I found this tricky and I may have got it wrong, but I think that you are correct and the book is not.

If $f(2x+3)+f(2x+7)=2$ for all real $x$, then we can take $x=(y-3)/2$ to give $$f(y)+f(y+4)=2\tag{$*$}$$ and then, essentially following your argument, $$f(y)=f(y+8)$$ for all real $y$. Now suppose that $f$ has period $t$: recall that this means $t>0$ and $f(y)=f(y+t)$ for all real $y$, and that no smaller positive $t$ has the same property.
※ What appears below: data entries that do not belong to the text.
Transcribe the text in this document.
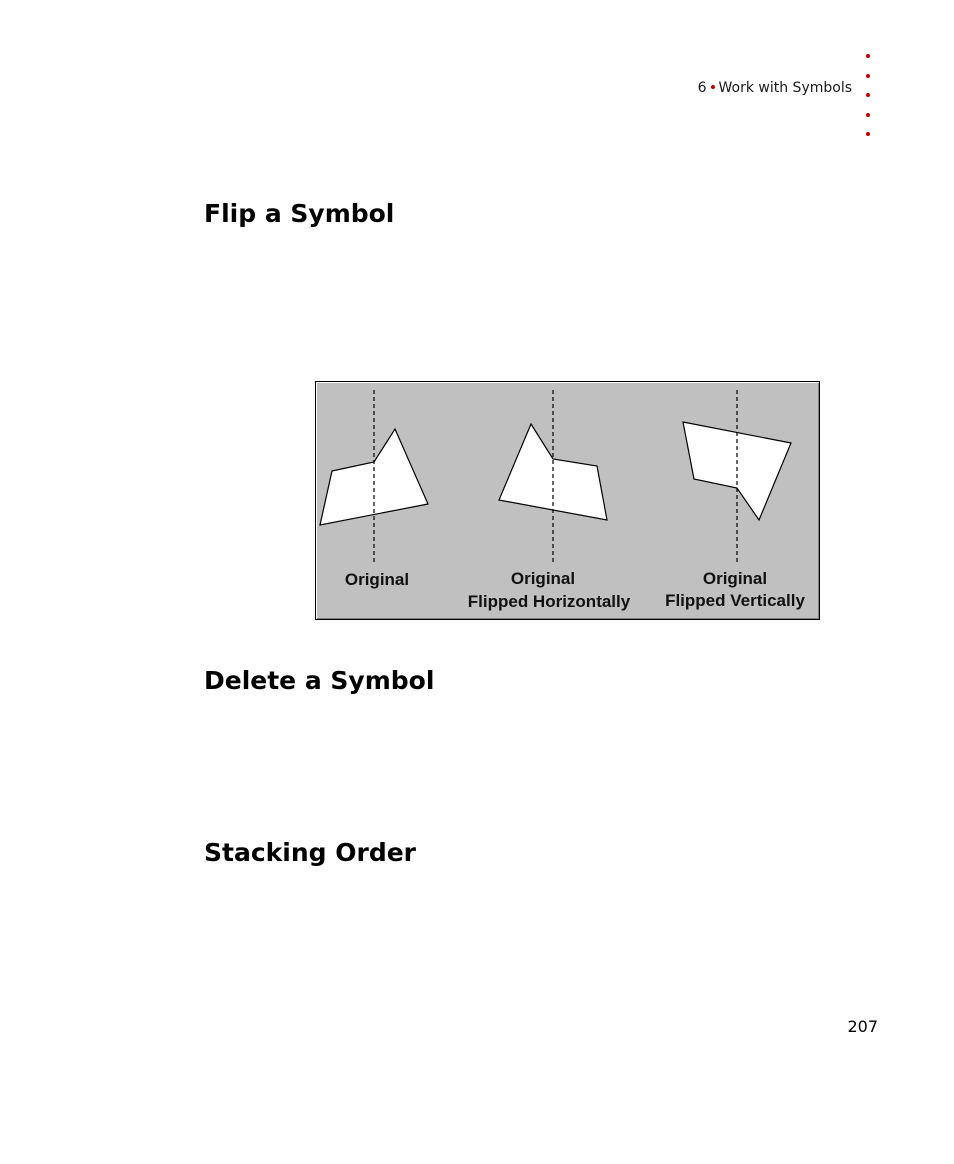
6 Work with Symbols
Flip a Symbol
Original	Original
Flipped Horizontally
Original
Flipped Vertically
Delete a Symbol
Stacking Order
207
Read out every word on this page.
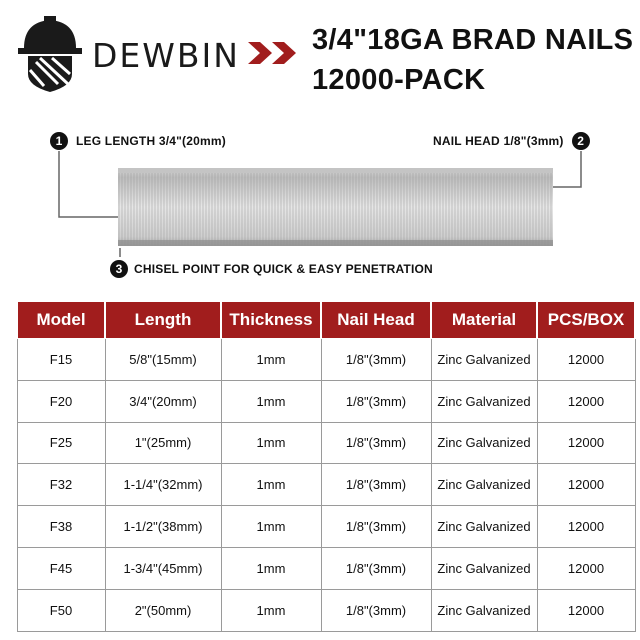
DEWBIN 3/4"18GA BRAD NAILS
12000-PACK
1	LEG LENGTH 3/4"(20mm)	NAIL HEAD 1/8"(3mm)	2
3 CHISEL POINT FOR QUICK & EASY PENETRATION
Model	Length	Thickness	Nail Head	Material	PCS/BOX
F15	5/8"(15mm)	1mm	1/8"(3mm)	Zinc Galvanized	12000
F20	3/4"(20mm)	1mm	1/8"(3mm)	Zinc Galvanized	12000
F25	1"(25mm)	1mm	1/8"(3mm)	Zinc Galvanized	12000
F32	1-1/4"(32mm)	1mm	1/8"(3mm)	Zinc Galvanized	12000
F38	1-1/2"(38mm)	1mm	1/8"(3mm)	Zinc Galvanized	12000
F45	1-3/4"(45mm)	1mm	1/8"(3mm)	Zinc Galvanized	12000
F50	2"(50mm)	1mm	1/8"(3mm)	Zinc Galvanized	12000
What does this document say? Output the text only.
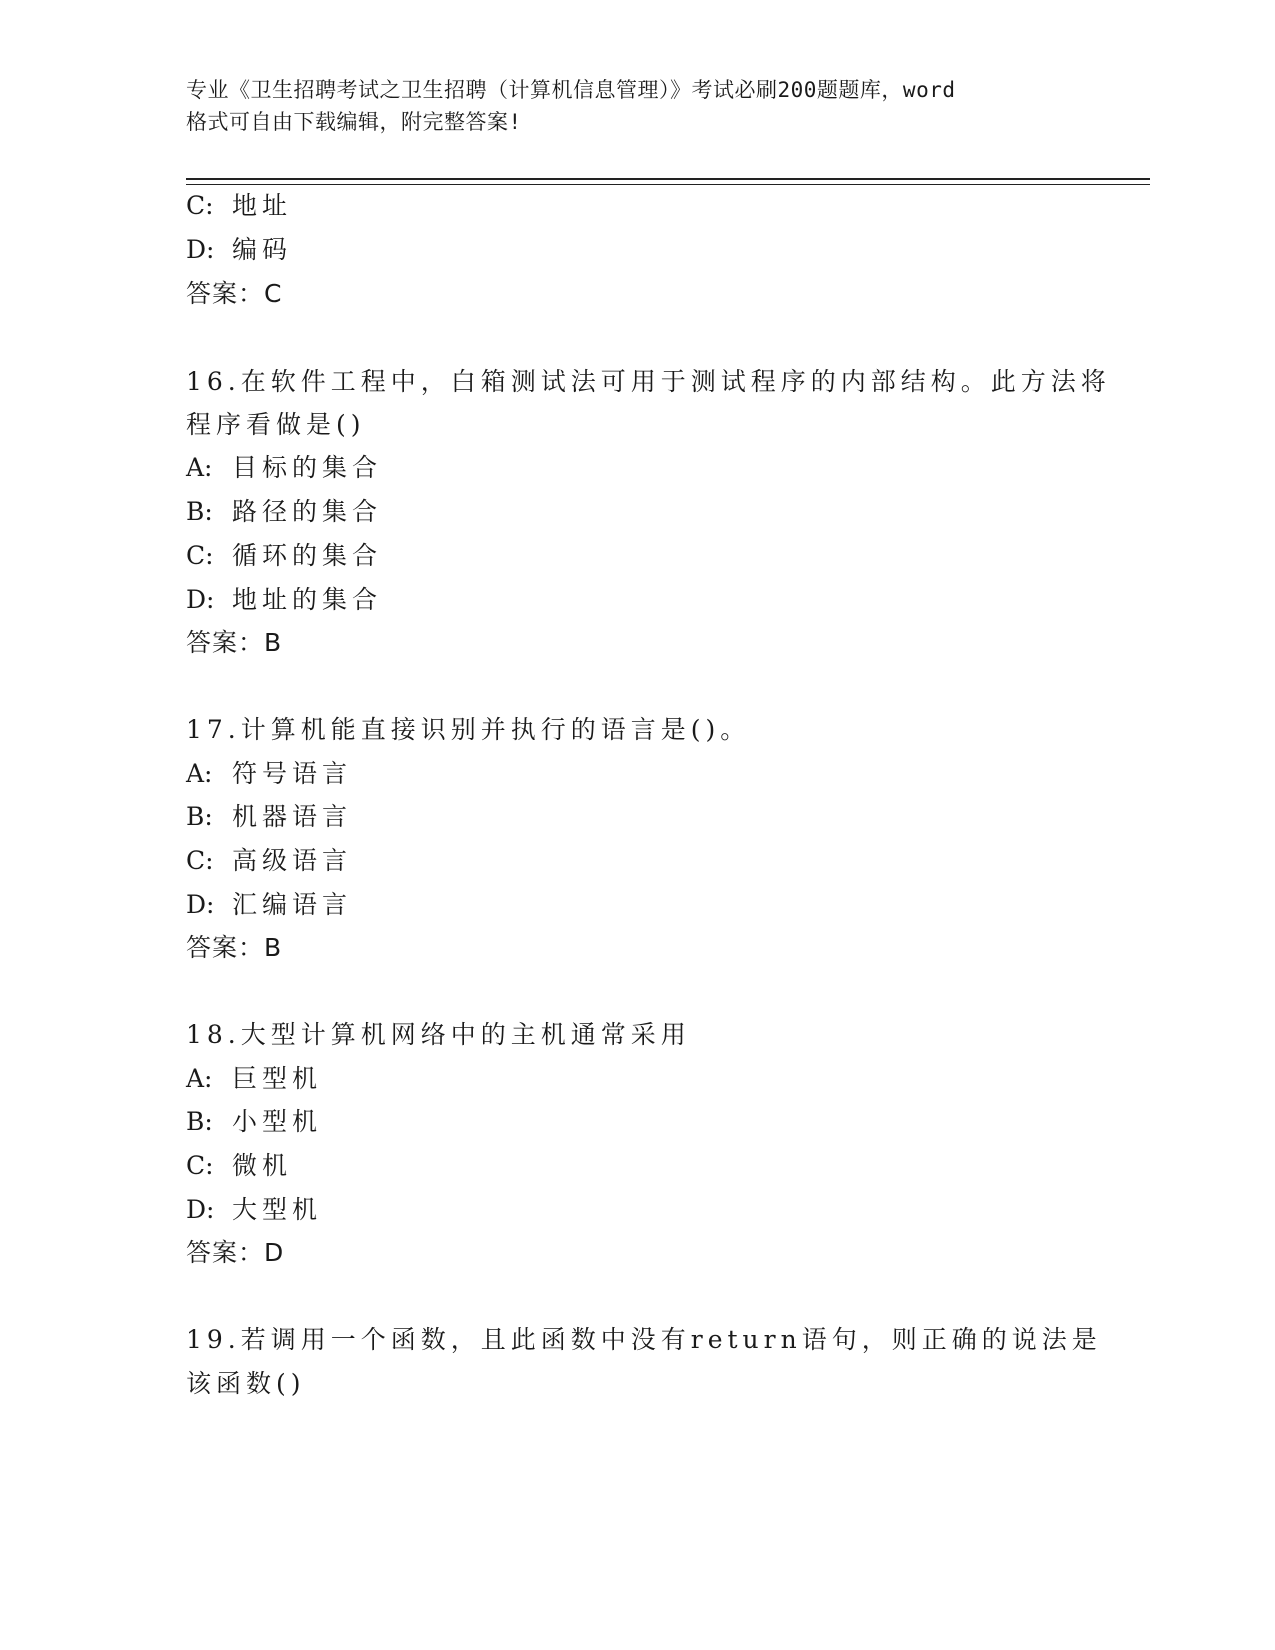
专业《卫生招聘考试之卫生招聘（计算机信息管理）》考试必刷200题题库，word
格式可自由下载编辑，附完整答案!
C: 地址
D: 编码
答案：C
16.在软件工程中，白箱测试法可用于测试程序的内部结构。此方法将
程序看做是()
A: 目标的集合
B: 路径的集合
C: 循环的集合
D: 地址的集合
答案：B
17.计算机能直接识别并执行的语言是()。
A: 符号语言
B: 机器语言
C: 高级语言
D: 汇编语言
答案：B
18.大型计算机网络中的主机通常采用
A: 巨型机
B: 小型机
C: 微机
D: 大型机
答案：D
19.若调用一个函数，且此函数中没有return语句，则正确的说法是
该函数()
Suppose that there is an integer $k$ such that $$kt<8<(k+1)t\ ;$$ this can be rewritten as $$8=kt+t'\quad\hbox{with}\quad 0<t'<t\ .$$ Then we have $$f(y)=f(y+8)=f(y+t'+kt)=f(y+t')\quad\hbox{for all $y$},$$ which contradicts the fact that $f$ has period $t$. Therefore we must have $8=kt$ for some positive integer $k$, that is, $t=8/k$.

Now $k$ cannot be even, for if $k=2m$ then for all $y$ we have $f(y)=f(y+mt)=f(y+4)$; in conjunction with $(*)$ this shows that $f(y)=1$ for all $y$, which is not (strictly speaking) periodic.

However it is possible that the period could be $t=8/k$ with $k$ odd. For example, take $$f(y)=1+\sin\Bigl(\frac{2\pi y}{t}\Bigr)\ .$$ Then, as is well known, $f$ has period $t$; also $$f(y)+f(y+4) =1+\sin\Bigl(\frac{2\pi y}{t}\Bigr)+1+\sin\Bigl(\frac{2\pi y}{t}+k\pi\Bigr)=2$$ for all $y$, as required.


"How can I be sure that the t so found is the least?"

Answer : by finding an example where $8$ is the smallest period. For example, take $f$ such that $f(x)=\frac{x-8k}{2}$ when $x\in[8k,8k+4[$ and $f(x)=\frac{8k+8-x}{2}$ when $x\in[8k+4,8k+8[$, for every $k\in{\mathbb Z}$.

This creates a "sawtooth" function and only multiples of $8$ are periods.